Money transfer firm MoneyGram says its planned sale to a company owned by Alibaba’s founder Jack Ma has been called off after regulators blocked the deal.
China-based Ant Financial Services Group announced a year ago it had agreed to pay $1.2bn for US-listed Moneygram International, which operates in over 200 countries including the UK. But it emerged overnight that a US government panel had rejected the takeover on national security grounds, making it the latest in a string of deals to collapse since President Donald Trump took office.
MoneyGram’s chief executive Alex Holmes said the companies failed to gain approval from the Committee on Foreign Investment in the United States despite efforts to respond to its concerns. They are said to have included the safety of data that could be used to identify US citizens.
The collapse of the deal represents a particular blow for Ma, who is the executive chairman of US-listed Chinese internet marketplace Alibaba. He owns Ant Financial together with other Alibaba executives. His aim through the acquisition of Moneygram was to expand Ant Financial’s global interests as it faces fierce domestic competition from rival Tencent Holdings’ WeChat payment platform.
Ma had promised Trump in a meeting a year ago that he would create 1 million US jobs under his plans. While job creation is high on Trump’s list of priorities, critics have accused his administration of following a damaging protectionist trade agenda.
Financial services has not traditionally been an area of concern for regulators as they focus more on cyber security. Other high profile deals to have been blocked include China-backed buyout fund Canyon Bridge Capital’s $1.3bn takeover of US chip maker Lattice Semiconductor Corp.

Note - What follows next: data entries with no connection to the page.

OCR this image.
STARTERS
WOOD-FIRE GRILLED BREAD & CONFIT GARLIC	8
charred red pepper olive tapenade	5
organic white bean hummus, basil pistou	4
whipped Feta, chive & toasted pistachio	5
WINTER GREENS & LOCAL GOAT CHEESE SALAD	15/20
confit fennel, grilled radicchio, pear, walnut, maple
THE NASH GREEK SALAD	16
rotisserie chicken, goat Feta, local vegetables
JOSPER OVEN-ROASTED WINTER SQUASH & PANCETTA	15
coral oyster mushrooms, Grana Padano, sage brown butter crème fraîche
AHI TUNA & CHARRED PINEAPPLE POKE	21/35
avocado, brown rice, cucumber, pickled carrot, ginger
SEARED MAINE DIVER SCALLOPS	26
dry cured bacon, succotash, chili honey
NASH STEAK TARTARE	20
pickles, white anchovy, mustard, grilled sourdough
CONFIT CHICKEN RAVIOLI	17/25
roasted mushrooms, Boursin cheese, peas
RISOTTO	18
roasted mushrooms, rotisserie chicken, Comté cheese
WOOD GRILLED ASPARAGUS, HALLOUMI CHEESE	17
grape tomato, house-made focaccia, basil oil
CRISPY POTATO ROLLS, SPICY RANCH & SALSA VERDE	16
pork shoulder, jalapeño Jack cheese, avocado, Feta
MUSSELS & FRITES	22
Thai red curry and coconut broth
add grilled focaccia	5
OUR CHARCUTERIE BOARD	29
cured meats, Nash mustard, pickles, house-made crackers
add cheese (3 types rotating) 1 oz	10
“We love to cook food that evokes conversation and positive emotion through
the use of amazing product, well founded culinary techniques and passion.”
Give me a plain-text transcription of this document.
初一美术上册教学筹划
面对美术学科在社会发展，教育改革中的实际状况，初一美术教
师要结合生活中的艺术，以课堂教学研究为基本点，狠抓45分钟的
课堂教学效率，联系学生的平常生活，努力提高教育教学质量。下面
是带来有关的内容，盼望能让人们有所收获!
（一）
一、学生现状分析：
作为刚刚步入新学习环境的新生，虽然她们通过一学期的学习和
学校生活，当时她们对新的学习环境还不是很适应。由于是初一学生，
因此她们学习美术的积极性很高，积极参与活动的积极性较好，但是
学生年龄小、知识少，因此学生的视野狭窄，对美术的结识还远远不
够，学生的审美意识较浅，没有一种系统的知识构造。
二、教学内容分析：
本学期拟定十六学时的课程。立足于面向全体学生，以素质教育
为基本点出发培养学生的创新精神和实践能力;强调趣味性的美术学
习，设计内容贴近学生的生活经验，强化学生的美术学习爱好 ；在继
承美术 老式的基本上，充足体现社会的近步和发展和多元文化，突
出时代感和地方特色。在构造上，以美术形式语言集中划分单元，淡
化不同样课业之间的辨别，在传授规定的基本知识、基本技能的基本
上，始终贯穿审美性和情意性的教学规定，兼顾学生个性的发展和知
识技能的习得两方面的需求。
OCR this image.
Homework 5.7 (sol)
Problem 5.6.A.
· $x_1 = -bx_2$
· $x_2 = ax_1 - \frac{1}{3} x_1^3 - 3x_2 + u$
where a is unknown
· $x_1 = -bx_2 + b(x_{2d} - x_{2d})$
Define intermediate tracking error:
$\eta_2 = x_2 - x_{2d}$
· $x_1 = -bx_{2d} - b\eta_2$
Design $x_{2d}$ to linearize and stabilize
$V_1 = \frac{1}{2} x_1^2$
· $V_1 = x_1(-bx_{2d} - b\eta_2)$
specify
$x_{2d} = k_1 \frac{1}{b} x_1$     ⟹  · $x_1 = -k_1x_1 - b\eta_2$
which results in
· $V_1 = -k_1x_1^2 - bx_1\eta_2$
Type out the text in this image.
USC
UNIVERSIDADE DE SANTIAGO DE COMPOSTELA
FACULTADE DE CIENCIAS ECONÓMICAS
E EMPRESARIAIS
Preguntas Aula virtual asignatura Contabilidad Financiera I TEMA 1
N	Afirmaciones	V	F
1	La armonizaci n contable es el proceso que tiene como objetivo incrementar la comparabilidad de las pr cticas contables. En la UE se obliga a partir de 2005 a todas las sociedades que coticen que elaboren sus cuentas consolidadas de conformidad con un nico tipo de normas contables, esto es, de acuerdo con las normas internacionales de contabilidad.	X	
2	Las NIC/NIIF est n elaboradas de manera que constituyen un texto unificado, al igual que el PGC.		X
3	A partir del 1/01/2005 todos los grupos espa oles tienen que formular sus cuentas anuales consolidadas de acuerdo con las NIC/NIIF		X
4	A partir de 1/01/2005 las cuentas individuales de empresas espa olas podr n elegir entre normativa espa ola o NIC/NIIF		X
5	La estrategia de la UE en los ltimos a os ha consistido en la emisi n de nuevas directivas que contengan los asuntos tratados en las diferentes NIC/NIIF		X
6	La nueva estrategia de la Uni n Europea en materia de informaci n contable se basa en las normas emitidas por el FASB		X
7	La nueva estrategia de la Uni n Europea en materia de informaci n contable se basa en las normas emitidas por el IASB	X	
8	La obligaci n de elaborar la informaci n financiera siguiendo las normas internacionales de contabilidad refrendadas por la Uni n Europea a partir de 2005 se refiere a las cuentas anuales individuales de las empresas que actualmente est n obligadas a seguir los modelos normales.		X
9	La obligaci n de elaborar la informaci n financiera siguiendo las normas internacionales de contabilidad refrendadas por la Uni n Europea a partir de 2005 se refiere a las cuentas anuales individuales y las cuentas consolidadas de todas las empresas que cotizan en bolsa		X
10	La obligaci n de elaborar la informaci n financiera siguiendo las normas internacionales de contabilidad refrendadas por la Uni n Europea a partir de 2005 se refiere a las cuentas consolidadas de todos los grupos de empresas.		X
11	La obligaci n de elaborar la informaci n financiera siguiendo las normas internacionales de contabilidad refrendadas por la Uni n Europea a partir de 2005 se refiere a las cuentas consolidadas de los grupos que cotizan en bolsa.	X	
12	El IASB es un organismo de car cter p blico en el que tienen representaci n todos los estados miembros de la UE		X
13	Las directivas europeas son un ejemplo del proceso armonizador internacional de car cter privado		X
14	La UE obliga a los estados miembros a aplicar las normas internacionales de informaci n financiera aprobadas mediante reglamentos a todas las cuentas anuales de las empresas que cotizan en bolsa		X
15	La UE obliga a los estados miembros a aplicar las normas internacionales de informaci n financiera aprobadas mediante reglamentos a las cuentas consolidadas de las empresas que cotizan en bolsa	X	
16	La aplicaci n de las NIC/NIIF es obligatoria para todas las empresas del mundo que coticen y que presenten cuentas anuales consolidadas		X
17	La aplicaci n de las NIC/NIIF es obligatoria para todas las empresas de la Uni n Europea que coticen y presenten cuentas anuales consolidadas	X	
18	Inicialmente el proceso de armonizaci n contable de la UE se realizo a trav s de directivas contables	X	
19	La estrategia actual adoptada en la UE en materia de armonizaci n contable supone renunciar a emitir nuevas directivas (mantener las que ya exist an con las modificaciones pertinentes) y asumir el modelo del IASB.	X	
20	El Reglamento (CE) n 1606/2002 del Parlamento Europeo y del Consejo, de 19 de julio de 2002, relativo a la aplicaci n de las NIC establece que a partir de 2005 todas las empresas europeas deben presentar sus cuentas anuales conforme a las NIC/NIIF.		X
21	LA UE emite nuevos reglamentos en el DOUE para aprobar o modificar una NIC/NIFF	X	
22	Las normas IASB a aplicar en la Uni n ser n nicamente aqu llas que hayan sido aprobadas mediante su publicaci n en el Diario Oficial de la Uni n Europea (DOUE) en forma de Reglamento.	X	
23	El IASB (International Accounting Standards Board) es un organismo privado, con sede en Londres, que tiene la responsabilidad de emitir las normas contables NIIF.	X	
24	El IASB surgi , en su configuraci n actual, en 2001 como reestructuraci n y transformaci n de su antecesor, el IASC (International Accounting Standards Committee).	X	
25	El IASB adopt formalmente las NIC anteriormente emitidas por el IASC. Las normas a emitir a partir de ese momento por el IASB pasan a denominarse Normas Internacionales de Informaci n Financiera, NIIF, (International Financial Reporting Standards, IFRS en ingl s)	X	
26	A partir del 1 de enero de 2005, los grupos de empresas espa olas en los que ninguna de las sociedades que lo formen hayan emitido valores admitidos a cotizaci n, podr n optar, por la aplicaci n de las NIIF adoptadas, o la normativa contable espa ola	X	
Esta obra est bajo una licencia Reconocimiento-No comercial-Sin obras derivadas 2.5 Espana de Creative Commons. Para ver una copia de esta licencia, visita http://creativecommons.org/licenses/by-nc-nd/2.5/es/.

The planned acquisition of mobile marketing firm AppLovin by another China-based firm was also stopped. MoneyGram shares fell 8.5% in after-hours trading when the committee’s decision was announced. It later joined Ant Financial in saying the pair still planned to work together in exploring opportunities across Asia and the United States. Such work would not require regulatory approval unless it resulted in a financial transaction.